An image of an ivory phone casing, shown on Hebei Television Network in China during a March report on ivory trafficking in China.

Complex Problems

The investigatory survey conducted by IFAW discovered not only an illicit network but also abuses across the legal ivory trade system in China. That indicated a lack of knowledge, or care, about the mechanisms used for conducting the legal trade of ivory.

Ivory from former stockpiles imported into the country must be meticulously labeled and recorded with every transaction. For ivory dealers eager to increase turnover and sales in a surging market, that simply looks like too much red tape.

Although the country has explicit regulations on recording and tagging the transfer of ivory product from seller to buyers, rules are often ignored.

It became clear that illegal ivory, once smuggled to the country, can be laundered freely through the legal market, noted the IFAW report. The organization claimed that of 158 ivory retail centers it visited throughout the country during the past year, 135 were either operating without a license or had a license, but were nevertheless selling suspect ivory product. The entire country only has 172 centers with legal approval to sell ivory, but the actual number of shops and auction houses dealing with objects made entirely or partially with ivory is undoubtedly many times higher.

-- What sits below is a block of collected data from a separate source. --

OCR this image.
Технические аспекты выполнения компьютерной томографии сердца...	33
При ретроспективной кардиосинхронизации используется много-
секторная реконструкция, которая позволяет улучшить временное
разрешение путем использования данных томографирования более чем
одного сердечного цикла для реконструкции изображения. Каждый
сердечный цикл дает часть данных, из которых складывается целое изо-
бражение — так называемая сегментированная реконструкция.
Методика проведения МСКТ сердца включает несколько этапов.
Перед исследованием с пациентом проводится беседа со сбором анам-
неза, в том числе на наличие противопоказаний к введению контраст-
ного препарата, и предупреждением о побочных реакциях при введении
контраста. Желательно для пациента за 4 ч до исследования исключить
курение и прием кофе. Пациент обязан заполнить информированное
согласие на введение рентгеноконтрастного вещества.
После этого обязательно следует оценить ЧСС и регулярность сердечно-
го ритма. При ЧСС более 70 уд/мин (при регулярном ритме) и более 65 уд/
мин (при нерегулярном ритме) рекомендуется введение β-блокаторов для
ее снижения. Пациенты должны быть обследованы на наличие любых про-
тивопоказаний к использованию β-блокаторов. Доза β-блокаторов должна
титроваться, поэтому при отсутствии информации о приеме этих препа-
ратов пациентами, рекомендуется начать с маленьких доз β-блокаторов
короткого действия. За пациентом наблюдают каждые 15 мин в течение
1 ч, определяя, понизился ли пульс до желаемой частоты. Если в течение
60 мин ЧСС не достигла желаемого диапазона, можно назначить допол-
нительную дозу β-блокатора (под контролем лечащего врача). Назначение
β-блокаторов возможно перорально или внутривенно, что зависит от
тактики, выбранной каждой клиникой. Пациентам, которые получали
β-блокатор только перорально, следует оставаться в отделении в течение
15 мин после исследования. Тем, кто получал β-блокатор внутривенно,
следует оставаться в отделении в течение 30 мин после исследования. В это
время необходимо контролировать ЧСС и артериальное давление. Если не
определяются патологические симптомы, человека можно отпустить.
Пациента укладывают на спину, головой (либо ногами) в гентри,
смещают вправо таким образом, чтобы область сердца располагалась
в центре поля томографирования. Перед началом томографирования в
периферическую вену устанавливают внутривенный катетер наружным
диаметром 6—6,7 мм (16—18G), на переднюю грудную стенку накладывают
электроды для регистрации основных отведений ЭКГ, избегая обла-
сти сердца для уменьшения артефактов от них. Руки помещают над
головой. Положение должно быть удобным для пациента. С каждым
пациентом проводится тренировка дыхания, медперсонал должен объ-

The wholesale price of ivory tripled in China between 2006 and 2011, with a kilogram of raw ivory on average now costing about 15,000 yuan or almost $2,370.

According to the IFAW, the total number of ivory items auctioned in China doubled between 2010 and 2011. The organization said that information it received from auction houses in China reveal that 11,100 pieces of ivory were auctioned off on the mainland last year, originally worth some $95.4 million. Experts think the actual size of the illicit market is much larger -- and far harder to quantify.

Much of the transfer of ivory products is now occurring online through art-dealing sites, even though China forbids the trade of ivory on the Internet.

But if ivory sellers are using 21st-century methods to market their goods, the root causes of increasing demand in China may be much more ancient, and they will require more complex measures to solve than simply policing the Net.

Poor education on conservation and flimsy legal enforcement are only partial explanations for the prevalance of black-market animal-trade networks in China. Yet, a historical appreciation for sophisticated pieces of art made from animal products like bone, ivory, and horn means that the problem may be much more ingrained, and culturally unique.


Shown is a small ivory stamp from the Qing Dynasty (dated from 17th to the 18th century), auctioned at Christie's in London late last year for £646,000, or almost $1 million. The object was originally valued at only £3,000. Photo: Christie's

And in Africa, the problem has its own entirely different complexities. Poor government capacity to oversee major parklands and limited human resources to patrol and protect endangered animals means that poaching activities are frequently only discovered after the fact. Poachers often cross borders from neighboring countries, and they may be part of criminal or anti-government organizations, meaning the effort to find and bring them to justice must be multinational and well-armed. In addition, a population boom in many parts of the continent is creating new frictions between farmers eager to expand their lands and those interested in preserving regional ecologies.

Many animal-rights activists and conservation experts have contended renewed pressure on the Chinese government is necessary, including the demand for a complete moratorium on the legal trade of elephant tusks. But singling out a single country or government has often proven to be ineffective in past efforts by conservation groups to tackle other issues such as commercial whaling and seal hunting. 

IFAW's Todd said the next step is to improve public education and divert further resources to developing countries from developed ones. Affected governments need to increase legal-enforcement capabilities and public awareness. He said the battle against the illicit ivory trade helps to fight global organized crime and ultimately supports sustainable development throughout the continent, meaning there are benefits involved for everyone interested in Africa's continued economic advancement.